Se sino ad adesso ho chiesto gentilmente di non essere definita una Food Blogger per il profondo rispetto nei confronti della categoria, oggi chiedo di essere insignita con il sacro sigillo perchè accoppiare l’ossobuco alla Milanese al Carbone di Zucchero è una di quelle robe assurde che neanche Vissani con il Ravanello. Fermo restando che la sogliola con la banana ho proprio intenzione di farla. Se Fiona May si è aggiudicata cinque stelle e il plauso di famosi critici gastronomici aspetterò sulla sogliola la sogliola perchè al varco dovrei aspettare il varco e seriamente: il varco che pesce è? (cominciamo bene, santo cielo).

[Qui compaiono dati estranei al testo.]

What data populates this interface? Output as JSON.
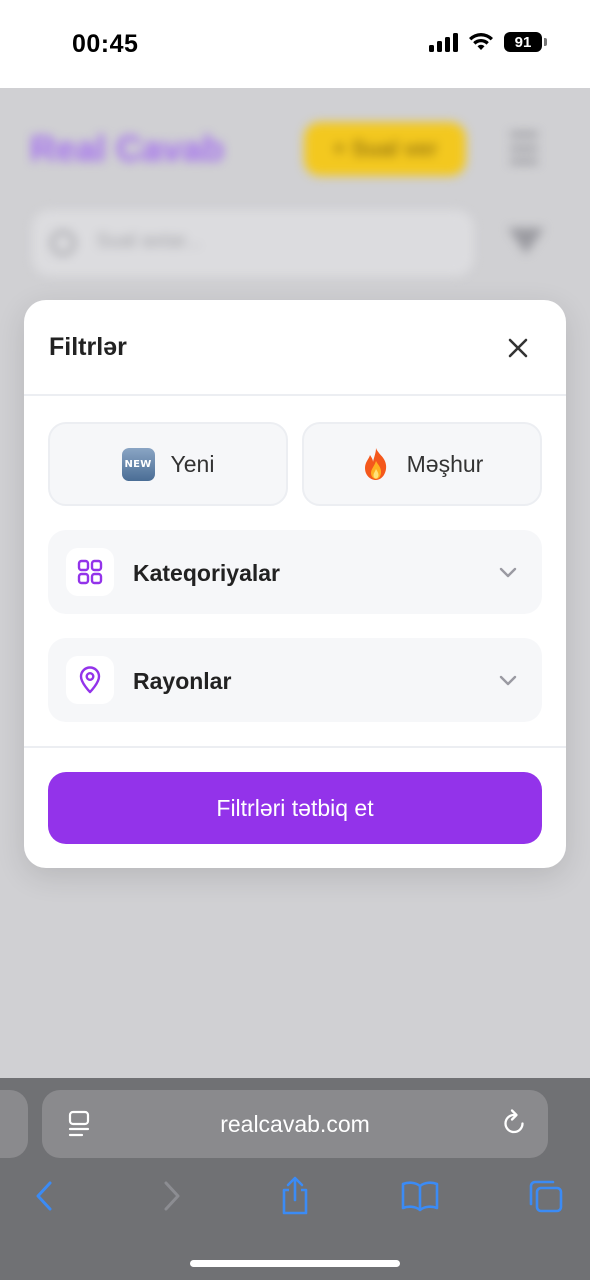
{
  "status_bar": {
    "time": "00:45",
    "battery": "91"
  },
  "background_page": {
    "logo": "Real Cavab",
    "ask_button": "+ Sual ver",
    "search_placeholder": "Sual axtar..."
  },
  "modal": {
    "title": "Filtrlər",
    "chips": [
      {
        "label": "Yeni",
        "icon": "new-badge-icon"
      },
      {
        "label": "Məşhur",
        "icon": "fire-icon"
      }
    ],
    "sections": [
      {
        "label": "Kateqoriyalar",
        "icon": "grid-icon"
      },
      {
        "label": "Rayonlar",
        "icon": "location-pin-icon"
      }
    ],
    "apply_button": "Filtrləri tətbiq et",
    "accent_color": "#9333ea"
  },
  "browser": {
    "url": "realcavab.com"
  }
}
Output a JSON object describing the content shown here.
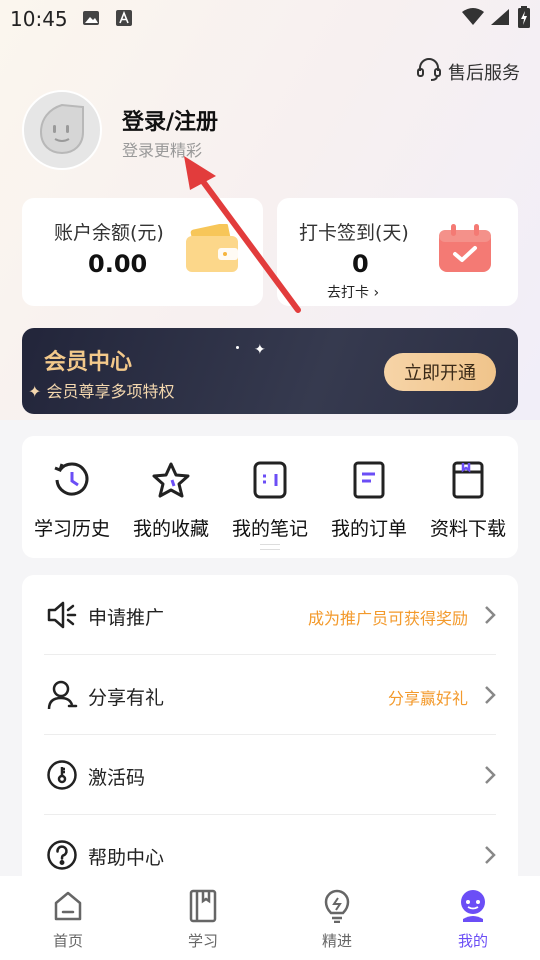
{
  "status_bar": {
    "time": "10:45"
  },
  "header": {
    "service_label": "售后服务"
  },
  "profile": {
    "title": "登录/注册",
    "subtitle": "登录更精彩"
  },
  "balance": {
    "label": "账户余额(元)",
    "value": "0.00"
  },
  "checkin": {
    "label": "打卡签到(天)",
    "value": "0",
    "action": "去打卡"
  },
  "vip": {
    "title": "会员中心",
    "subtitle": "会员尊享多项特权",
    "button": "立即开通"
  },
  "quick_items": [
    {
      "label": "学习历史",
      "icon": "history-icon"
    },
    {
      "label": "我的收藏",
      "icon": "star-icon"
    },
    {
      "label": "我的笔记",
      "icon": "notes-icon"
    },
    {
      "label": "我的订单",
      "icon": "order-icon"
    },
    {
      "label": "资料下载",
      "icon": "download-icon"
    }
  ],
  "menu": [
    {
      "label": "申请推广",
      "hint": "成为推广员可获得奖励",
      "icon": "speaker-icon"
    },
    {
      "label": "分享有礼",
      "hint": "分享赢好礼",
      "icon": "user-icon"
    },
    {
      "label": "激活码",
      "hint": "",
      "icon": "key-icon"
    },
    {
      "label": "帮助中心",
      "hint": "",
      "icon": "help-icon"
    }
  ],
  "tabs": [
    {
      "label": "首页",
      "icon": "home-icon"
    },
    {
      "label": "学习",
      "icon": "book-icon"
    },
    {
      "label": "精进",
      "icon": "bulb-icon"
    },
    {
      "label": "我的",
      "icon": "profile-icon",
      "active": true
    }
  ],
  "colors": {
    "accent": "#6b4ef6",
    "hint": "#f39a2c",
    "vip_bg": "#22253a",
    "vip_gold": "#f3c98b",
    "annotation_arrow": "#e23c3c"
  }
}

_ Errata Corrige: Abbruzzese con una b. Ma santo cielo di modificare la vignetta no. Pedddono_

Si ringrazia l’amata Flo per essere corsa prontemente in aiuto con “Bauscia” e “Sciura”. Un’altra voce da inserire alla lista “Sono fortunata perchè” è : possiedo una famiglia in giro per l’Italia. Un’altra voce da inserire alla lista “Però sono anche sfortunata perchè ” è: il Nippotorinese dice che no. Non è così salsoso l’ossobuco alla Milanese e il fatto che non abbia accoppiato il risotto accanto fa di me una SCONSIDERATA. Contando che abbia pur sempre origini lombarde e che la limitrofia Piemonte-Lombardia quasi gli dia ragione ho prontamente risposto che. Se domani mi prepara i Bocconotti calabresi con troppa confettura di albicocca io con simpatia gli brucio un arto a sua scelta. Non che ce ne sia bisogno ma per dire che: amici milanesi peddddono con quattro d.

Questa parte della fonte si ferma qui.